Ship hull protection from marine fouling organisms is essential for efficient fleet operation and energy conservation. The standard naval antifouling coatings contain copper as a toxicant. The copper leaching from these coatings represents an environmental hazard and is the subject of increasing regulations that will impact normal fleet operations.
The goal of this project was to develop non-polluting, easy fouling release hull coatings based on flexible, low surface energy polymers. In contrast to coatings which function by releasing toxicants (e.g., organotins and copper), coatings with minimally adhesive surfaces work through the physical and mechanic al properties of the polymer surface. The ultimate goal of this work is to produce polymer surfaces which will be self-cleaning at normally attainable ship speeds.
The approach took advantage of the weak adhesion of an adherent to materials that have low surface free energy. The critical technical issues included fixing the surface orientation of the molecules and flourinated side chains and determining the degree of polymer flexibility which can be achieved without sacrificing toughness and durability.

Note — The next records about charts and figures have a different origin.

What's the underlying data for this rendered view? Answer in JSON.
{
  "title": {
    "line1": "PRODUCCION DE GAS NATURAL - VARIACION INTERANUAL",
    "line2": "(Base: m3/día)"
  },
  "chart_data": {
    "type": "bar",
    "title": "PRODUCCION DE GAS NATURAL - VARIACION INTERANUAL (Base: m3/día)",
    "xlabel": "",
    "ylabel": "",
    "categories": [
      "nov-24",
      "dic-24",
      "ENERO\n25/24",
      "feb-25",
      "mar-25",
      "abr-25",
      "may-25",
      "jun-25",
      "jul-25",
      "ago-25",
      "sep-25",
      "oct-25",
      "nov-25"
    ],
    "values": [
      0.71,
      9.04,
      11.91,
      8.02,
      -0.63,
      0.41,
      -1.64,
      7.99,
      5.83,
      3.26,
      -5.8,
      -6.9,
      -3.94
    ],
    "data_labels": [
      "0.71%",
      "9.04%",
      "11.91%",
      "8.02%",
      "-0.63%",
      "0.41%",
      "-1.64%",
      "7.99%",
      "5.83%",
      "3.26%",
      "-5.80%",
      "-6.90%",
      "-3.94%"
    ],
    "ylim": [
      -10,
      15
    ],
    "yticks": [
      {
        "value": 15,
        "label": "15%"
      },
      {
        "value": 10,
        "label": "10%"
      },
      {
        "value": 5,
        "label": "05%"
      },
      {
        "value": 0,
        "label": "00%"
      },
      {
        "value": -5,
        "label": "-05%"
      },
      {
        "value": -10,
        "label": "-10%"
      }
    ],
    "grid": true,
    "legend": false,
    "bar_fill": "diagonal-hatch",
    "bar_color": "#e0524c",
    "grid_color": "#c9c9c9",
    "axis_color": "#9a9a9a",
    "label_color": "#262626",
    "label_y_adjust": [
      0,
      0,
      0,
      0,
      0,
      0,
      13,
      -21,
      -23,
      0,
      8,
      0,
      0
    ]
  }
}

Fouling organisms employ a number of mechanisms for adhesion to solid surfaces. However, the lower the surface energy of the solid is, the weaker the adhesive bond. Previous research demonstrated that coating flexibility and other parameters also are important to achieving easy fouling release. The approach to generating the ideal surface involved binding perflourinated side chains onto a polymeric backbone to create a comb-type polymer with the desired physical and chemical parameters. Candidate backbone structures included acrylate-based copolymers polymerized from varying ratios of acrylate/methacrylate monomers, silicone polyether-urethanes, and silicone network systems
The fouling release community has recognized that an important "first" has been achieved, namely, the demonstration that fluoropolymer elastomers demonstrate fouling release. Second and third generation fluoropolymer elastomers (fluorinated oxetanes) are being developed toward the goal of "leap-frogging" silicones and providing the "ultimate" fouling release coating. Through a systematic study of surface wettability and stability in water, cure chemistry has been discovered which greatly stabilizes coatings to chemical degradation in water. Preliminary panel testing has been carried out to correlate fouling adhesion quantitatively with surface parameters measured in the laboratory. This project was completed in FY 1997.
A tough, non-polluting, easily cleaned coating would have a major impact on decreasing maintenance of energy generation facilities which utilize water from sensitive estuarine environments, including saline (e.g., Chesapeake Bay, MD, Delaware Bay, DE, San Diego Bay, CA, etc.) and Great Lake (zebra mussel) sources. Fouling release coatings would be applicable to Navy, commercial, and private sector vessels and would decrease maintenance and life-cycle costs while also decreasing the threat to non-target organisms by toxicant release coatings.